[postgis-users] ST_DWithin, ST_Distance and <->

Regina Obe lr at pcorp.us
Mon Nov 12 20:23:17 PST 2018

ST_Distance existed before we had  <->.  


If you are using PostgreSQL 9.5+ with PostGIS 2.2, you can just stick with using  <->, but note that it doesn't always use and index.  <-> only uses and index when it is in the ORDER BY clause and one side is a constant geometry (which you can achieve even when you don't have a constant by using a LATERAL clause).


In the case of geography though <-> will always give the sphere distance, while ST_Distance by default gives the spheroid distance.  So ST_Distance is slightly more accurate to use for geography.
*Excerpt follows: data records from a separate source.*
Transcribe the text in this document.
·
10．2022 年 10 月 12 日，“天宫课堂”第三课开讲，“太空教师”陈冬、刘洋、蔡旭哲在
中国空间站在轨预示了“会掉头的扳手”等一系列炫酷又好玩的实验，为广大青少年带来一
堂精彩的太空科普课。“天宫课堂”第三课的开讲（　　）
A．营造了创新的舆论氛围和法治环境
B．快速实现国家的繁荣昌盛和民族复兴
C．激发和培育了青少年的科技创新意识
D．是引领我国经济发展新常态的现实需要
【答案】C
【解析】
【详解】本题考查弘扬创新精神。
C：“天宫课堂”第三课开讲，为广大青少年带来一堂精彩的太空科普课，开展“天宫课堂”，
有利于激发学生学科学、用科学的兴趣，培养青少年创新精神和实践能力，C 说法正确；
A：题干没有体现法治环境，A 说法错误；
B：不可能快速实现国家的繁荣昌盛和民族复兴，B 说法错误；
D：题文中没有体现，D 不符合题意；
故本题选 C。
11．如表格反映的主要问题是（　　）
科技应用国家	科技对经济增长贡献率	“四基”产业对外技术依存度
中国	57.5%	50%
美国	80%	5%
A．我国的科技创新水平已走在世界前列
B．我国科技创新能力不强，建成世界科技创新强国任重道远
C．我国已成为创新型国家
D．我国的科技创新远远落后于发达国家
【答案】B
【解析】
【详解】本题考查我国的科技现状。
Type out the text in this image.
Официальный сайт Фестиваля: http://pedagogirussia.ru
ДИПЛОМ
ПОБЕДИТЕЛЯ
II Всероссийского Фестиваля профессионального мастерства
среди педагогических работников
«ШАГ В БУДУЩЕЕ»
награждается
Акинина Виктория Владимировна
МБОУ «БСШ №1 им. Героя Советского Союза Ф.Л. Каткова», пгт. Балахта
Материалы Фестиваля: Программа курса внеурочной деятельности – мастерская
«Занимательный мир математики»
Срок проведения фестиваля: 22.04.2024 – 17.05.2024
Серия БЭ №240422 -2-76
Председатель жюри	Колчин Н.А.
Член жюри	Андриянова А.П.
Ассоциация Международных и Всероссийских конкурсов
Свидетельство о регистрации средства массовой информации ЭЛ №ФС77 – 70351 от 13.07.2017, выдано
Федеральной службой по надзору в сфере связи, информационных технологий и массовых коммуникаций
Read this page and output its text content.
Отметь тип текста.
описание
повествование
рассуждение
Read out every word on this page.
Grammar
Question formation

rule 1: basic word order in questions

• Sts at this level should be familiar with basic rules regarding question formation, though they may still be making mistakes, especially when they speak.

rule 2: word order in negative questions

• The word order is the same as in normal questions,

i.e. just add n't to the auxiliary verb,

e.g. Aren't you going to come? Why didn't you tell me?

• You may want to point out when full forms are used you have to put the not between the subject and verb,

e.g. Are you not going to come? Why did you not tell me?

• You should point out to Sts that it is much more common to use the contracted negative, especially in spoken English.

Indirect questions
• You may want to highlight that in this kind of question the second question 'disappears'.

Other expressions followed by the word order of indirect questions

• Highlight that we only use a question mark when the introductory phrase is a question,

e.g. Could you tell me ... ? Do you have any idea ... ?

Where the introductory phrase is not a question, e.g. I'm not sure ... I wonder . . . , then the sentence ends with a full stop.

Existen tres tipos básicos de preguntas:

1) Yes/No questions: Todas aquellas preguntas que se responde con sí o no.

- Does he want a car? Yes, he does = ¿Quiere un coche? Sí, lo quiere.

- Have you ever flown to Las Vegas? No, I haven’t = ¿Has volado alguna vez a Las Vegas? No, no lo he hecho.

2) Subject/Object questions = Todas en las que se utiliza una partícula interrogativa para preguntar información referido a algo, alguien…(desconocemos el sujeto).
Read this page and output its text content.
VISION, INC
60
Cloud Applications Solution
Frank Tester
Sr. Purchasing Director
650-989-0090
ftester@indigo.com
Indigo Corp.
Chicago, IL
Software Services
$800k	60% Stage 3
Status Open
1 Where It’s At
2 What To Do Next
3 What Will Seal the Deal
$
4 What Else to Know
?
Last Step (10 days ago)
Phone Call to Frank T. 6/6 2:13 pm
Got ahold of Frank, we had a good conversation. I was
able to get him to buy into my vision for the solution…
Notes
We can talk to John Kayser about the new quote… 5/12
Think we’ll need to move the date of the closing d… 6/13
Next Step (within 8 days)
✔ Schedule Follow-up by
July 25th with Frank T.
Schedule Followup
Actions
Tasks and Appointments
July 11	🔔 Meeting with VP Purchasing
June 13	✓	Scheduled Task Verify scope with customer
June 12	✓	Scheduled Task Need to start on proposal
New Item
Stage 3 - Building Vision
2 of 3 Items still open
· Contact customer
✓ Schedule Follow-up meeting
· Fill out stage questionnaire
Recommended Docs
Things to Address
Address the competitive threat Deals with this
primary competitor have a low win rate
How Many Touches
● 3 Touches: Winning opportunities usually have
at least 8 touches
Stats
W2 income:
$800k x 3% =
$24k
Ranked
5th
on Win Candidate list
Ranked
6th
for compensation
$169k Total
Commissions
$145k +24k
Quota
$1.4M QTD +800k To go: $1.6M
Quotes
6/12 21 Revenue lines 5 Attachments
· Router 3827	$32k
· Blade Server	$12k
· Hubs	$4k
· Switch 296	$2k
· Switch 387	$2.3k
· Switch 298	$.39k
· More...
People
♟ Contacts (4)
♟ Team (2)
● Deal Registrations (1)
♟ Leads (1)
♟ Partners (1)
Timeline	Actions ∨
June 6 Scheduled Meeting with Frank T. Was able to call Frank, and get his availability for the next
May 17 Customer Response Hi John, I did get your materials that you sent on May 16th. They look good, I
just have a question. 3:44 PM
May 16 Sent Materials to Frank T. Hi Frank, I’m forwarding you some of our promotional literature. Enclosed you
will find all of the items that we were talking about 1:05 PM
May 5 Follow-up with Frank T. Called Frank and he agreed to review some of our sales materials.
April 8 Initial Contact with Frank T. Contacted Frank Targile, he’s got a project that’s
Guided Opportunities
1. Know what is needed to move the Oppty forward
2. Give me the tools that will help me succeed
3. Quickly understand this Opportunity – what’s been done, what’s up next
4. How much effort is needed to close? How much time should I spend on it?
We accept patches on documentation BTW.  



From: postgis-users [mailto:postgis-users-bounces at lists.osgeo.org] On Behalf Of Eric St-Georges
Sent: Monday, November 12, 2018 4:47 PM
To: postgis-users at lists.osgeo.org
Subject: [postgis-users] ST_DWithin, ST_Distance and <->




Looking for official documentation or guidance regarding the usage of ST_DWithin, ST_Distance and <->, especially when it comes to using indices. For example, the ST_Distance page <https://postgis.net/docs/ST_Distance.html>  itself doesn't mention that the function will not use indices.


For example: 

If I want to get the closest point to another, why can't ST_Distance use an index, but <-> can?

Is there anyway to get a distance in meters or some other unit from the <-> operator on geography types?

if ST_DWithin and <-> and other similar functions/operators should be used when dealing with distance, what's the use case for ST_Distance?